7. The catalytic cracking catalyst according to claim 1, wherein the method for producing the sialyl composite oxide comprises:

(1) Mixing a zirconium-containing compound, a carbon source and a first solvent, adjusting the pH value of the mixture to 5-10, and stirring at 15-40 ℃ for 0.5-4 hours to obtain a first slurry; the carbon source comprises natural high molecular organic compounds and/or semisynthetic high molecular organic compounds;

(2) Mixing an aluminum source, a second solvent and an acid solution for 0.5-4 hours at 15-60 ℃ to obtain second slurry;

(3) Mixing the first slurry, the second slurry and the silicon source for 0.1-2 hours at 15-40 ℃ and performing first drying and/or first roasting.

8. The catalytic cracking catalyst of claim 7, wherein in step (1), the weight ratio of the zirconium-containing compound, the carbon source and the first solvent amount is 1: (0.01-0.20): (4-20); the zirconium-containing compound is calculated as zirconium oxide.

9. The catalytic cracking catalyst of claim 8, wherein in step (1), the weight ratio of the zirconium-containing compound, the carbon source and the first solvent is 1: (0.05-0.20): (5-15), the zirconium-containing compound being in the form of zirconium oxide.

10. The catalytic cracking catalyst according to claim 7, wherein in step (1), the pH of the mixture is adjusted to 5 to 9.

11. The catalytic cracking catalyst according to claim 7, wherein in step (2), the concentration of the acid solution is 2 to 45% by weight; the weight ratio of the aluminum source to the acid solution is 1: (0.01-0.3), the aluminum source being calculated as aluminum oxide.

12. The catalytic cracking catalyst of claim 11, wherein in step (2), the weight ratio of the aluminum source to the acid solution is 1: (0.06-0.25), the aluminium source being calculated as aluminium oxide.

13. The catalytic cracking catalyst of claim 7, wherein step (3) comprises: mixing the first slurry and the second slurry at 15-40 ℃ for 0.1-1 hour, adding the silicon source into the obtained mixture, and continuing stirring at 15-40 ℃ for 0.1-1 hour.

14. The catalytic cracking catalyst according to claim 7, wherein the zirconium-containing compound is selected from one or more of zirconium tetrachloride, zirconium sulfate, zirconium nitrate, zirconium oxychloride, zirconium acetate and zirconium isopropoxide;

the carbon source is one or more selected from starch, lignin, viscose, methylcellulose, hydroxypropyl methylcellulose, hydroxyethyl cellulose and carboxymethyl cellulose;

The aluminum source is selected from one or more of pseudo-boehmite, aluminum hydroxide and aluminum oxide;

the silicon source is selected from one or more of silica sol, silica gel and water glass;

the first solvent and the second solvent are respectively and independently selected from one or more of deionized water, ethanol and acetone;

the acid solution is one or more selected from hydrochloric acid solution, sulfuric acid solution, nitric acid solution, phosphoric acid solution, formic acid solution, acetic acid solution, oxalic acid solution and citric acid solution.

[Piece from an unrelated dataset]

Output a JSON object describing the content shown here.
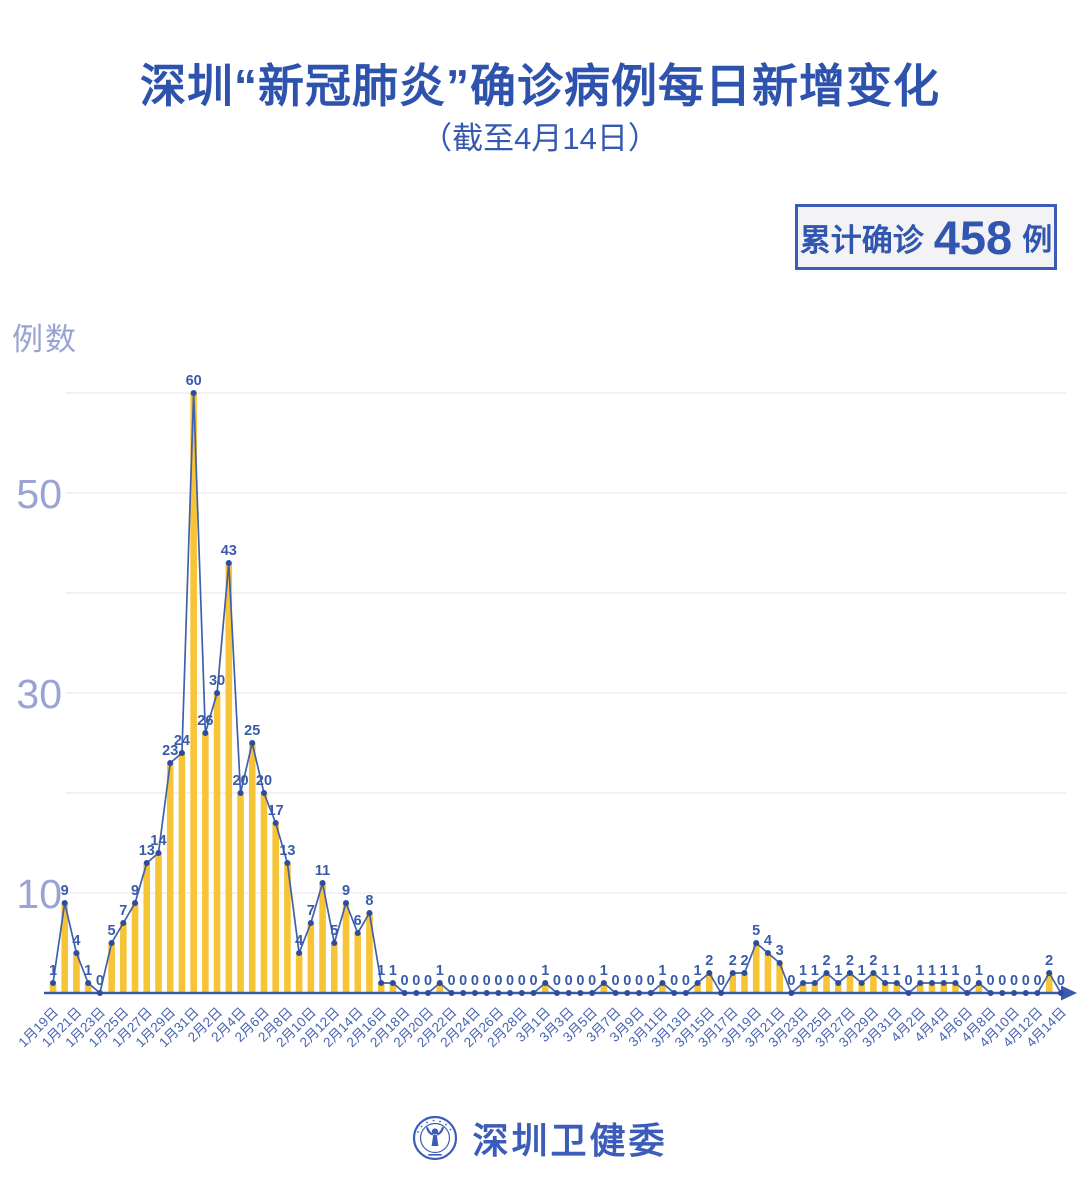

15. The catalytic cracking catalyst of claim 7, wherein the first drying temperature is 80-200 ℃; the temperature of the first roasting is 300-700 ℃ and the time is 0.5-5 hours.

16. A process for preparing the catalytic cracking catalyst of any one of claims 1-15, the process comprising: mixing the Y-type zeolite, the beta zeolite, the ZSM-5 zeolite, the silicon-aluminum-zirconium composite oxide, the clay, the binder and a third solvent, granulating the obtained third slurry, and performing second drying and/or second roasting.

17. The method of claim 16, wherein the third slurry has a solids content of 15-60 wt% based on the sum of silica, zirconia and alumina;

The third solvent is deionized water and/or deionized water.

18. The method of claim 16, wherein the second drying temperature is 60-200 ℃; the temperature of the second roasting is 350-650 ℃ and the time is 0.5-5 hours.

19. Use of a catalytic cracking catalyst according to any one of claims 1 to 15 in the catalytic cracking of heavy oils.